Mengenai urutan kaffarah di atas, seseorang boleh memilih salah satunya. Namun, seseorang hendaknya tidak langsung memilih puasa, kecuali bila dia benar-benar tidak mampu melakukan salah satu dari ketiga hal di atas. Hal ini berdasarkan firman Allah SWT yang artinya, “… maka kaffarah (melanggar) sumpah itu adalah memberi makan sepuluh orang miskin, yaitu dari makanan yang biasa kamu berikan kepada keluargamu, atau memberikan pakaian kepada mereka atau memerdekakan seorang budak. Barangsiapa tidak sanggup melakukan demikian, maka kaffarahnya melakukan puasa selama tiga hari. Yang demikian itu adalah kaffarah-kaffarah sumpahmu bila kamu bersumpah (dan kamu langgar)….” (Al-Maidah: 89).

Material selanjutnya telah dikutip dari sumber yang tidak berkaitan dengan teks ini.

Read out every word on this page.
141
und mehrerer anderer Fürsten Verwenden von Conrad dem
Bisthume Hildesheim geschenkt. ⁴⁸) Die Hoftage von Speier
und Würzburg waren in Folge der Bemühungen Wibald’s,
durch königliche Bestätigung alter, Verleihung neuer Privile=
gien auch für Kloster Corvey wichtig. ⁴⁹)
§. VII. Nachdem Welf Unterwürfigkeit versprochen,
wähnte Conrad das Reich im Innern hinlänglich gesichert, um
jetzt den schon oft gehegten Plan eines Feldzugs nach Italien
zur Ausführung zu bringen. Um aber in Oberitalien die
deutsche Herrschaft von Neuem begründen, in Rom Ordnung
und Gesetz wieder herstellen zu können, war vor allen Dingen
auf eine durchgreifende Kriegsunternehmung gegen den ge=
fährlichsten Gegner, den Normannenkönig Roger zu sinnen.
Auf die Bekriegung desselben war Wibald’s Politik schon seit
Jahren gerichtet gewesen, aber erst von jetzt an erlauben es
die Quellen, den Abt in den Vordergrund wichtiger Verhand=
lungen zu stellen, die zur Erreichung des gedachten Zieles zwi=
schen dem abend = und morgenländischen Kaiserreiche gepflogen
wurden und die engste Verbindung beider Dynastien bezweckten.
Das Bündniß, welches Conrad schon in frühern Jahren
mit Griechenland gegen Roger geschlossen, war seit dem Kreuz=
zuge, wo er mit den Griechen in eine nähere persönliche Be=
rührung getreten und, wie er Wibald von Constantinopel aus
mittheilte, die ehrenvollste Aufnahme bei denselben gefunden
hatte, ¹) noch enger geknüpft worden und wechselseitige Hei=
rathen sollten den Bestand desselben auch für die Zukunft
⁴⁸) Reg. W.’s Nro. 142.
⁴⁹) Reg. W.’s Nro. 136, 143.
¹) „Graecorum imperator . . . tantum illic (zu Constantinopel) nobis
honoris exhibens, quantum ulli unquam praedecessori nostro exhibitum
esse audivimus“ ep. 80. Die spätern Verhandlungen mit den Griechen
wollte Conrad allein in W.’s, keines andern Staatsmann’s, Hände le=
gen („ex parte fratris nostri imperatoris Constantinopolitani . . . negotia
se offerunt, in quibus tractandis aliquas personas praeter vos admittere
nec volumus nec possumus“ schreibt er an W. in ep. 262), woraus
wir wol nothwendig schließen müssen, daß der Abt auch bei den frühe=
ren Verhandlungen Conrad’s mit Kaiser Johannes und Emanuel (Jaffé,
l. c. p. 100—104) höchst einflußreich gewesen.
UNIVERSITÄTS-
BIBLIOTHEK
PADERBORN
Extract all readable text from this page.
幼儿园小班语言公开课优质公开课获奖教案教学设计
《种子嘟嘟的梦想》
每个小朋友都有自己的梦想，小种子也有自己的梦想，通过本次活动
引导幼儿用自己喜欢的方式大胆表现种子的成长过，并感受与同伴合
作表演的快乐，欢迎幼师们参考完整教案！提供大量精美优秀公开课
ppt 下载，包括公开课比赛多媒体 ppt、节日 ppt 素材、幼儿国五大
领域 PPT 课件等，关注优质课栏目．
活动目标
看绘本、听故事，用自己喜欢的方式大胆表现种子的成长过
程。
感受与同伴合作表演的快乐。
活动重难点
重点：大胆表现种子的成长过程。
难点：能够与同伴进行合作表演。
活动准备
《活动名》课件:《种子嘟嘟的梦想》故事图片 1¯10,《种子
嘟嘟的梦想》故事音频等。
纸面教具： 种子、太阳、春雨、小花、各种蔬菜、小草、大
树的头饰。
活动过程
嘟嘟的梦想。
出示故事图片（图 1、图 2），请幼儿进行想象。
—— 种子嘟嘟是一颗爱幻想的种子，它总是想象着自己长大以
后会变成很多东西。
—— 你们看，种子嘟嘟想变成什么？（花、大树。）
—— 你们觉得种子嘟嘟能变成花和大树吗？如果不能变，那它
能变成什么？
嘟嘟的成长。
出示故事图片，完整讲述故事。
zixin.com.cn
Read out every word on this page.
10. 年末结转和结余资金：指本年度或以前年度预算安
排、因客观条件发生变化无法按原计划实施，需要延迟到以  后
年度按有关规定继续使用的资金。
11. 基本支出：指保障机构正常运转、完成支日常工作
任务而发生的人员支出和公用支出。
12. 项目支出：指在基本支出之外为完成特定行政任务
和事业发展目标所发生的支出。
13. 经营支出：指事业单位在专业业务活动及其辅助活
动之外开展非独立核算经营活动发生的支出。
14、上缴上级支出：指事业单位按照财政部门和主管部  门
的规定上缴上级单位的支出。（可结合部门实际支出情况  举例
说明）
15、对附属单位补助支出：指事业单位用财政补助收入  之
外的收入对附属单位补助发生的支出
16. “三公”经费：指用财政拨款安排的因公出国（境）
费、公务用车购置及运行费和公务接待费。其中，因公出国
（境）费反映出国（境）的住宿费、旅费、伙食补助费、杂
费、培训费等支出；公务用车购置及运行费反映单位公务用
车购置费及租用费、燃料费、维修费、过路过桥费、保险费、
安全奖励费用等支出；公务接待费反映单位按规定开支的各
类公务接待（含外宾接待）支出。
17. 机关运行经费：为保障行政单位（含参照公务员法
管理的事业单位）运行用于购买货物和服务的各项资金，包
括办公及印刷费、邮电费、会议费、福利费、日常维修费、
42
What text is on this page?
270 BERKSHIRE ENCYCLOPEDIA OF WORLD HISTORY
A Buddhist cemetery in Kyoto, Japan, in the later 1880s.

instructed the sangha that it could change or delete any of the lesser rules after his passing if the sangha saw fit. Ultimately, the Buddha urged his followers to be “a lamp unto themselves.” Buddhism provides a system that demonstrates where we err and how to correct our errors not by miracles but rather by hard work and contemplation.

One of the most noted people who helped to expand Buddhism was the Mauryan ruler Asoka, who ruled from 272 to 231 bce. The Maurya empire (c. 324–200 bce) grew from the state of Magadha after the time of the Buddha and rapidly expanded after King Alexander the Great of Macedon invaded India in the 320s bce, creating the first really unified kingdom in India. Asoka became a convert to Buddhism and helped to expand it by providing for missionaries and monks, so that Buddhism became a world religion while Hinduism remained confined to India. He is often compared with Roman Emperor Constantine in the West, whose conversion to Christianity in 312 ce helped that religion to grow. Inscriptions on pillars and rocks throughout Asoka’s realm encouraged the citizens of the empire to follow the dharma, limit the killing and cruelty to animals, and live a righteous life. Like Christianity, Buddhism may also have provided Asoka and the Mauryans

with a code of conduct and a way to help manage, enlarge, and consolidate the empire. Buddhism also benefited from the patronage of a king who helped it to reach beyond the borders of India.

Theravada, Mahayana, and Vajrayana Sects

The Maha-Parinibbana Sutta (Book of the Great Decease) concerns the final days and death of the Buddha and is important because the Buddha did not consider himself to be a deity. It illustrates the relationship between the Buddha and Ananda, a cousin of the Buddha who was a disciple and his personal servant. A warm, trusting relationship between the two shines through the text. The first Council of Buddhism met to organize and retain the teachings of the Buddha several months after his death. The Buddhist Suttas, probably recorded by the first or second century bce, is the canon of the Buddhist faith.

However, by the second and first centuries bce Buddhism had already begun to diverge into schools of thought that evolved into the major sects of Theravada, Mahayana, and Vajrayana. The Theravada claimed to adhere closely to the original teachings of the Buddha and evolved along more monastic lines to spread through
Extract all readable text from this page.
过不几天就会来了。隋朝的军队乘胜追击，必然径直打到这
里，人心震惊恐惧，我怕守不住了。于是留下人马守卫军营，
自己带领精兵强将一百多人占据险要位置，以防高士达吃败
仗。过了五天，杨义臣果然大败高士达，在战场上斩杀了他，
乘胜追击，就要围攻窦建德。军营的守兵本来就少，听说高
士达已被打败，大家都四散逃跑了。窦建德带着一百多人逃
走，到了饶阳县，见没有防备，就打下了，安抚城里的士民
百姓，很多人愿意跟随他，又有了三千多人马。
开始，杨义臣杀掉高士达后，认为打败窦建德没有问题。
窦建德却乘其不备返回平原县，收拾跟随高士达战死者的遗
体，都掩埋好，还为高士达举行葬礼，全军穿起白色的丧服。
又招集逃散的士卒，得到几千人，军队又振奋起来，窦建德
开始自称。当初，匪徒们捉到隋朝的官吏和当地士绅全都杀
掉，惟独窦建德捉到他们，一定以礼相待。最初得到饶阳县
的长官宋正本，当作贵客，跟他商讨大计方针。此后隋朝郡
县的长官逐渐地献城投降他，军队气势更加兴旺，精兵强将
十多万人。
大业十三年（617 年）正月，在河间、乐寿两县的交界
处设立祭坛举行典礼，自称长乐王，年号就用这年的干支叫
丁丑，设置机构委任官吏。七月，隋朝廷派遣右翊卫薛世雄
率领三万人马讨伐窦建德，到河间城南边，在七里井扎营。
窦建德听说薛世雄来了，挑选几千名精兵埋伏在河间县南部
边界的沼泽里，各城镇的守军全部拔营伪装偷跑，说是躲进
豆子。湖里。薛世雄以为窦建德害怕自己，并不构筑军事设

Hal-Hal yang Menggugurkan Kaffarah
Kaffarah dan dosa itu bisa gugur atas orang yang bersumpah lantaran dua hal, yaitu:
1. Melakukan sesuatu yang dia bersumpah untuk meninggalkannya, atau meninggalkan sesuatu yang dia bersumpah untuk melakukannya, atau melakukan sesuatu yang disumpahi untuk ditinggalkannya, atau meninggalkan sesuatu yang disumpahi untuk dilakukannya, tetapi dia ketika melakukan atau meninggalkannya dalam keadaan lupa, atau khilaf (salah/tidak mengetahui akibatnya) atau dipaksa orang yang jabatan/kedudukannya lebih tinggi dari pada dia. Hal ini berdasarkan sabda Nabi saw, “Dicabut (beban taklif itu) dari umatku sebab kesalahan, kelupaan, atau karena mereka dipaksa melakukannya.” (HR Bukhari).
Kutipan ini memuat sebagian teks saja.